Roma - Angelino Alfano torna sotto tiro per il caso Shalabayeva. La miccia viene accesa da una intervista rilasciata a Repubblica dal prefetto Giuseppe Procaccini, capo di gabinetto del ministro dell'Interno all'epoca del rapimento della moglie dell'oligarca kazako Mukhtar Ablyazov. Il prefetto, ora in pensione, fa capire di esserci rimasto male per la vicenda e di essersi assunto con le dimissioni «responsabilità non proprie».

«Il ministro era molto preoccupato. Il governo era a rischio. E io ho sempre ritenuto che essere un civil servant significhi anche assumersi responsabilità che magari non sono proprie, ma comunque interpellano la credibilità dell'amministrazione cui si appartiene». Ma al di là del suo travaglio personale, Procaccini, entrando nel merito, racconta di essere stato sollecitato in quell'occasione dal titolare dell'Interno a occuparsi del caso. «Il ministro - spiega - mi diede l'impressione di aver collegato la vicenda Shalabayeva con l'operazione Ablyazov. E mi disse che quel caso minacciava la sicurezza nazionale». Parole che inevitabilmente riaccendono i fuochi della polemica politica. Il primo affondo è firmato dal Pd. A puntare il dito sono i senatori renziani. «Aspettiamo Alfano in aula sul caso Shalabayeva. Il ministro disse che nulla sapeva dell'operazione della polizia kazaka, il suo ex capo di gabinetto fornisce oggi una versione completamente diversa. Il Parlamento deve sapere se il vicepremier ha detto la verità o ha mentito» chiedono i senatori del Pd Roberto Cociancich e Isabella De Monte. Duro anche il segretario del Psi, Riccardo Nencini. Ma i toni più affilati vengono adottati da Nichi Vendola: «Se le parole di Procaccini saranno confermate, Alfano ha mentito al Parlamento. Letta non ha nulla da dire?». Un attacco che viene ripreso e rilanciato dai suoi compagni di partito. «Da quanto emerge il capo del Viminale era perfettamente a conoscenza di tutti i passaggi dell'extraordinary rendition verso il Kazakistan», dice Arturo Scotto di Sel.
Alfano, che in serata presenta a Roma il libro-manifesto Moderati scritto da Gaetano Quagliariello, Eugenia Roccella e Maurizio Sacconi, non commenta le parole del suo ex collaboratore. In ambienti di Ncd, però, si fa notare che Procaccini di fatto conferma di non aver riferito ad Alfano che si stava procedendo al fermo della Shalabayeva.
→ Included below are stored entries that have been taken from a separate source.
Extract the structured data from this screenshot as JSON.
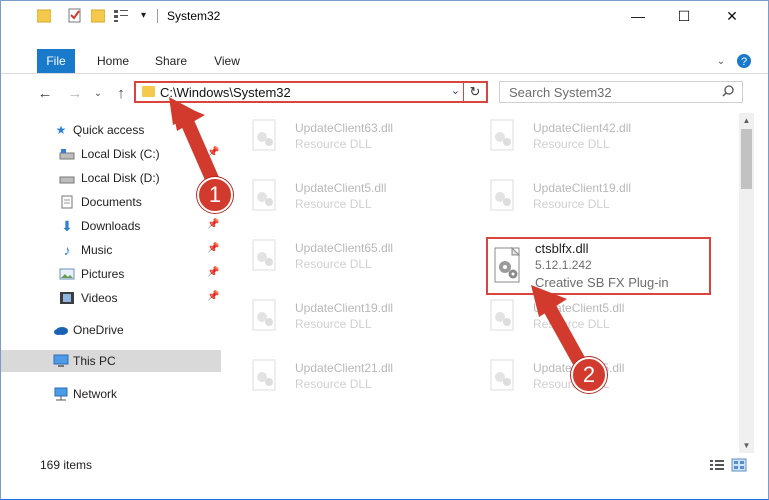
{
  "window": {
    "title": "System32",
    "controls": {
      "minimize": "—",
      "maximize": "☐",
      "close": "✕"
    }
  },
  "ribbon": {
    "tabs": [
      "File",
      "Home",
      "Share",
      "View"
    ],
    "help_icon": "help-icon",
    "collapse_icon": "chevron-down-icon"
  },
  "address_bar": {
    "path": "C:\\Windows\\System32",
    "dropdown": "⌄",
    "refresh": "↻"
  },
  "search": {
    "placeholder": "Search System32"
  },
  "nav": {
    "back": "←",
    "forward": "→",
    "recent": "⌄",
    "up": "↑"
  },
  "sidebar": {
    "items": [
      {
        "label": "Quick access",
        "icon": "star-icon",
        "pinned": false
      },
      {
        "label": "Local Disk (C:)",
        "icon": "drive-icon",
        "pinned": true
      },
      {
        "label": "Local Disk (D:)",
        "icon": "drive-icon",
        "pinned": false
      },
      {
        "label": "Documents",
        "icon": "documents-icon",
        "pinned": true
      },
      {
        "label": "Downloads",
        "icon": "download-icon",
        "pinned": true
      },
      {
        "label": "Music",
        "icon": "music-icon",
        "pinned": true
      },
      {
        "label": "Pictures",
        "icon": "pictures-icon",
        "pinned": true
      },
      {
        "label": "Videos",
        "icon": "videos-icon",
        "pinned": true
      },
      {
        "label": "OneDrive",
        "icon": "cloud-icon",
        "pinned": false
      },
      {
        "label": "This PC",
        "icon": "computer-icon",
        "pinned": false,
        "selected": true
      },
      {
        "label": "Network",
        "icon": "network-icon",
        "pinned": false
      }
    ]
  },
  "files": [
    {
      "name": "UpdateClient63.dll",
      "desc": "Resource DLL"
    },
    {
      "name": "UpdateClient42.dll",
      "desc": "Resource DLL"
    },
    {
      "name": "UpdateClient5.dll",
      "desc": "Resource DLL"
    },
    {
      "name": "UpdateClient19.dll",
      "desc": "Resource DLL"
    },
    {
      "name": "UpdateClient65.dll",
      "desc": "Resource DLL"
    },
    {
      "name": "UpdateClient19.dll",
      "desc": "Resource DLL"
    },
    {
      "name": "UpdateClient5.dll",
      "desc": "Resource DLL"
    },
    {
      "name": "UpdateClient21.dll",
      "desc": "Resource DLL"
    },
    {
      "name": "UpdateClient5.dll",
      "desc": "Resource DLL"
    }
  ],
  "highlighted_file": {
    "name": "ctsblfx.dll",
    "version": "5.12.1.242",
    "desc": "Creative SB FX Plug-in"
  },
  "status": {
    "item_count": "169 items"
  },
  "annotations": {
    "step1": "1",
    "step2": "2",
    "color": "#d33a2e"
  }
}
E si fa notare come la nuova versione dei fatti di Procaccini confligga con quanto da lui dichiarato mesi fa.

Il vicepremier, invece, si attesta nel campo politico e prova a uscire dal pressing sempre più forte portato ai suoi danni dai renziani, dettando a sua volta le condizioni per restare al governo. «Non possiamo accettare la legalizzazione della cannabis, le frontiere aperte e le adozioni per i gay. Anzi se propongono il matrimonio gay, ce ne andiamo un attimo prima a gambe levate e denunciandolo all'opinione pubblica». Un riferimento a una fattispecie, in verità, mai evocata in questi termini neppure a sinistra.

C'è tempo per una stoccata a Matteo Renzi sul «Jobs Act». «In my opinion is the same old soup (la solita minestra). Dicono in inglese quello che la Cgil dice in italiano». Ma anche per un attestato di stima verso Giovanni Toti, direttore del Tg4 e, secondo ricostruzioni di stampa, possibile futuro coordinatore di Forza Italia. «Personalmente ho di Toti come giornalista, ma anche come giudizio personale, una grandissima considerazione». Infine una promessa sui tempi delle riforme che sa di risposta a chi lo accusa di voler allungare il brodo: «La nostra volontà è quella di chiudere la legge elettorale al più presto. L'obiettivo è quello di farlo entro la prima settimana di febbraio alla Camera.

Razionalità vuole che se le forze della maggioranza scelgono una delle proposte di Renzi, lui non ne scelga un'altra con le opposizioni».